FortiGateには、1台のFortiGate上に、仮想のFortiGateを構築するVDOMという機能があります。
本来複数のUTMを用意しなければならないネットワークでも、VDOMを使うことで、物理的にFortiGate1台にUTMを集約できます。複数のシステムを持つ大規模なネットワークで使われる場面が多い機能です。
本記事では、VDOMの設定方法や、VDOMを削除できない時に確認するポイントについて紹介します。

VDOMとは

VDOMは1台のFortiGateを複数の仮想ユニットに分割する機能です。VDOMごとにIPアドレスや、セキュリティポリシーを設定できます。
VDOMを設定した機器は、物理的にひとつの機器を通って通信しますが、内部的には独立しており、それぞれのルーティングポリシーに従って通信します。そのため、VDOM間でルーティングを許可しない限り、VDOM間は通信ができないため、注意が必要です。

VDOMの設定方法

FortiGateでVDOMを設定する手順は以下の通りです。

  1. VDOMの有効化
  2. VDOMの作成
  3. VDOMリンクの作成
  4. ポートの設定
  5. ポリシー、ルートの設定

GUIでも設定ができますが、ここではCLIでの設定方法とコマンドを紹介します。

VDOMの有効化

グローバル階層に移動し、VDOM機能を有効化します。

config system global
set vdom-admin enable

VDOMの作成

VDOM階層に移動し、新規VDOMを作成します。

config vdom
edit 【VDOM名】

VDOMリンクの作成

VDOMリンク階層に移動し、VDOMリンクを作成します。

config system vdom-link
edit 【VDOMリンク名】

VDOMリンクが作成できたら、インターフェース階層に移動し、作成したVDOMリンクを割り当てます。

config system interface
edit 【VDOMリンク名】
set vdom 【VDOM名】

ポートの設定

インターフェースにVDOMを割り当てます。

config system interface
edit internal【インターフェース番号】
set vdom 【VDOM名】

ポリシー、ルートの設定

作成したVDOMごとに設定が必要なこと以外は、通常の設定方法と変わりません。

VDOMを削除できない時に確認するポイント

VDOMを削除できない場合は、以下の2点を試してみましょう。

  • CLIコマンドで削除する
  • VDOMに紐づく設定を削除する

CLIコマンドで削除する

VDOMをGUIから削除した後、再び表示されてしまうこともあります。その場合は、CLIの削除コマンドを利用しましょう。

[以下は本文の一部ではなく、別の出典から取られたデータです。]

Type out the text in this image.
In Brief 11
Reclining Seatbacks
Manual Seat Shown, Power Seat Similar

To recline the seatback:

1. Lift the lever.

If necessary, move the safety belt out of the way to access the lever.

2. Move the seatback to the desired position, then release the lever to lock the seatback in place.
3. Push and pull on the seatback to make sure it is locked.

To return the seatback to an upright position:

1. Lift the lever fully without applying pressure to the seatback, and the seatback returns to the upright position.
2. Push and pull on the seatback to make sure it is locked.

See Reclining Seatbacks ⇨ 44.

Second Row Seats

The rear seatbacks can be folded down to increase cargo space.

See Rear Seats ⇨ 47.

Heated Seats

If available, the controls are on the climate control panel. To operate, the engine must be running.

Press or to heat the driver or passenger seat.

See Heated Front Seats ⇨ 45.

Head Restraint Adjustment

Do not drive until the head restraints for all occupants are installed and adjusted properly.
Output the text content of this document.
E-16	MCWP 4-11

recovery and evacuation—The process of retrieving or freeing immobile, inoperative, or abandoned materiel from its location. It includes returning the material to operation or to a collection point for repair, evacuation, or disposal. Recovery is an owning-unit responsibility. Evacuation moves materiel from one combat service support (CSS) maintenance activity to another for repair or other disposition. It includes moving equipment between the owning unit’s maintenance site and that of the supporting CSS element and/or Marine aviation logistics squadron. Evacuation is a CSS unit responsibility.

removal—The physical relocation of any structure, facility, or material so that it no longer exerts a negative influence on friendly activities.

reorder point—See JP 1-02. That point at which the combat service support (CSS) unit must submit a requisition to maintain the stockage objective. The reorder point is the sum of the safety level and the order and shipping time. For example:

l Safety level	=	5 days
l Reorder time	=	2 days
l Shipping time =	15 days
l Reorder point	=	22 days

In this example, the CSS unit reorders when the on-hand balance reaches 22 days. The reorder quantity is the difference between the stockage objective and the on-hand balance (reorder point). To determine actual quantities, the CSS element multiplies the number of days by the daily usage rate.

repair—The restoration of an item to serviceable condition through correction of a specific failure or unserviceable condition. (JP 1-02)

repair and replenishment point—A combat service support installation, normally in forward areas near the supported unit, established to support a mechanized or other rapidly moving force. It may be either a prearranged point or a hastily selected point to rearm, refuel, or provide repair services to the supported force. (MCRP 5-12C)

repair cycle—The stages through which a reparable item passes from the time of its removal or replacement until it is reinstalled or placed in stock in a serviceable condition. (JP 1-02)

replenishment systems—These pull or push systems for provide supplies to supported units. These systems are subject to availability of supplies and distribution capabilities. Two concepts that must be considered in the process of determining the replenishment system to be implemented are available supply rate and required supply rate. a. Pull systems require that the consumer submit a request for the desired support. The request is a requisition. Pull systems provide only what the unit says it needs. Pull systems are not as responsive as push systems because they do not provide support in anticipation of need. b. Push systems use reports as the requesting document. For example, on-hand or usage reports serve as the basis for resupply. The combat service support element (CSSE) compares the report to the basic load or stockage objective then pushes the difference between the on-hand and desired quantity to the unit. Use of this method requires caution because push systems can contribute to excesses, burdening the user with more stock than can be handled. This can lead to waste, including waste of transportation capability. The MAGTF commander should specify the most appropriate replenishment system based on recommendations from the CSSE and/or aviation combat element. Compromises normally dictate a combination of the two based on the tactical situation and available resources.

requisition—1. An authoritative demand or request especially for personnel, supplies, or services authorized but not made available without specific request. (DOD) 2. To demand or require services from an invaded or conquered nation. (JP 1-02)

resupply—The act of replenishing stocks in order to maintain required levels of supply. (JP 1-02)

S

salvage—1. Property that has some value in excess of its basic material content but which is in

execute log device vdom delete

VDOMに紐づく設定を削除する

以下のようなエラーが表示されて削除できない場合があります。

The entry is used by other 3 entries

これは、削除したいVDOMが他の設定で使用されているため、削除できないというメッセージです。
参照されている該当の設定を削除することで、VDOMを削除できます。
VDOMリンクに紐づいているインターフェースや、ポリシー、ルートの設定を別のVDOMに移動するか、削除して、参照されている該当の設定をVDOMから除外しましょう。